Blue Shark, one of our biggest and most exciting summer visitors are common off the South East coast.
They can be expected from mid June through to the end of September; they are however sensitive to the water temperature, so their stay with us varies according to the weather we get during the year. As a rough guide to the most likely time, it would normally be from mid July to end of September.
On the other hand, the less talked of short fin Mako is also reported to frequent Irelands temperate waters when tracking the Gulf Stream,
There are no recorded catches of Makos in Irish waters to date,but local knowledge to hand suggests otherwise! To this end with current sea temperature rise and increasing occurences of tuna species in Irish waters who knows what else lies beneath on their trail.
In this regard The Avoca will not shy away from any such challenge and is ready to the assume the role as bait station to any would be lurking MAKO. Food for thought is that if the bait is not in the water then don't expect a Mako to turn up. With the shark anglers commonly regarding mackeral baits as a little on the small side for Mako's, given the now more readily available tuna offerings from the local fish markets, the Mako challenge is nowtruely ON!!

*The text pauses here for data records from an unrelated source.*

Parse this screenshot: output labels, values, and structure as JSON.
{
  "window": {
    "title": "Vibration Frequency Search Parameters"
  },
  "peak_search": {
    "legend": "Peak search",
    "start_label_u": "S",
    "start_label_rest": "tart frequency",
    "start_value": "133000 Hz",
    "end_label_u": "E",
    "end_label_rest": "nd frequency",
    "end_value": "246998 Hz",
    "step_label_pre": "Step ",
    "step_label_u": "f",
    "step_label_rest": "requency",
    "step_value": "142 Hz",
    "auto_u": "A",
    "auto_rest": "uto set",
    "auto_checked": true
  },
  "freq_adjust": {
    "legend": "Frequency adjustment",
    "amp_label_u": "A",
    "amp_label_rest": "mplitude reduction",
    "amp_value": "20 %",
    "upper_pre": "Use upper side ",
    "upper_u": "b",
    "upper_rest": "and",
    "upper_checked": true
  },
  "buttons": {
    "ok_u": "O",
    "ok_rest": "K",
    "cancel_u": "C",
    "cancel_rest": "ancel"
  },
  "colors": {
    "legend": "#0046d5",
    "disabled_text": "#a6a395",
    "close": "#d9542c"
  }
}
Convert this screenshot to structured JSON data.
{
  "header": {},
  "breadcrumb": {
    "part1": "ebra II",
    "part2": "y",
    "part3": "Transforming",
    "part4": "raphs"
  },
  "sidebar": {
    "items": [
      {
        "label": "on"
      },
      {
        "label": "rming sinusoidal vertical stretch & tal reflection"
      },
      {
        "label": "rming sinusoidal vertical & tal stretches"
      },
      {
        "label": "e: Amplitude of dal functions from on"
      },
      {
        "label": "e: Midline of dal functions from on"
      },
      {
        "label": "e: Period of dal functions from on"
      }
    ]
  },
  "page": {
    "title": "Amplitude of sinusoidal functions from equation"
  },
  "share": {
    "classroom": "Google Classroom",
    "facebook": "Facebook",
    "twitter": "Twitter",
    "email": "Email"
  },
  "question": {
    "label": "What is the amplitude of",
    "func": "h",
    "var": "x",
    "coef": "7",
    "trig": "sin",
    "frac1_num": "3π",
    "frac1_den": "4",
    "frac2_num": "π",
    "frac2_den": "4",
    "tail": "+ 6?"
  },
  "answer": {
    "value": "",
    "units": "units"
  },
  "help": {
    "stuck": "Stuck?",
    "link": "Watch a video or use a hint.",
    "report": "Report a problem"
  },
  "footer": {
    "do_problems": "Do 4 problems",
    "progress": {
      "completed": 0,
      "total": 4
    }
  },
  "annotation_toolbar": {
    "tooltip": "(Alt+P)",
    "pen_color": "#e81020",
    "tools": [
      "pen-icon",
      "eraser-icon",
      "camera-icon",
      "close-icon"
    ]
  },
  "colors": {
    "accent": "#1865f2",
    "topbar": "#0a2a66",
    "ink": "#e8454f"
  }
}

Suggested tackle is at a minimum a good quality rod and reel in the 50lbs class.
The line should be either good condition 50lbs Mono or Dacron. Superbraids need to go very heavier, ie 80lbs or more.The end tackle is naturally also very important given the razorlike shark' teeth.
The trace should be ballpark 12 feet (3.5 metres) long and made of braided stainless steel wire, Not PVC. It should have 3 swivels at regular intervals attached with crimp and offshore knot. A size 10/0 bronze or stainless hook provides the business end of things.
As the bait is suspended at about 40 feet from the surface, a balloon is typically used for a float. It is attached to the main line by means of a small plastic boom and power gum stop knot with this having the advantage of releasing the balloon when a fish strikes.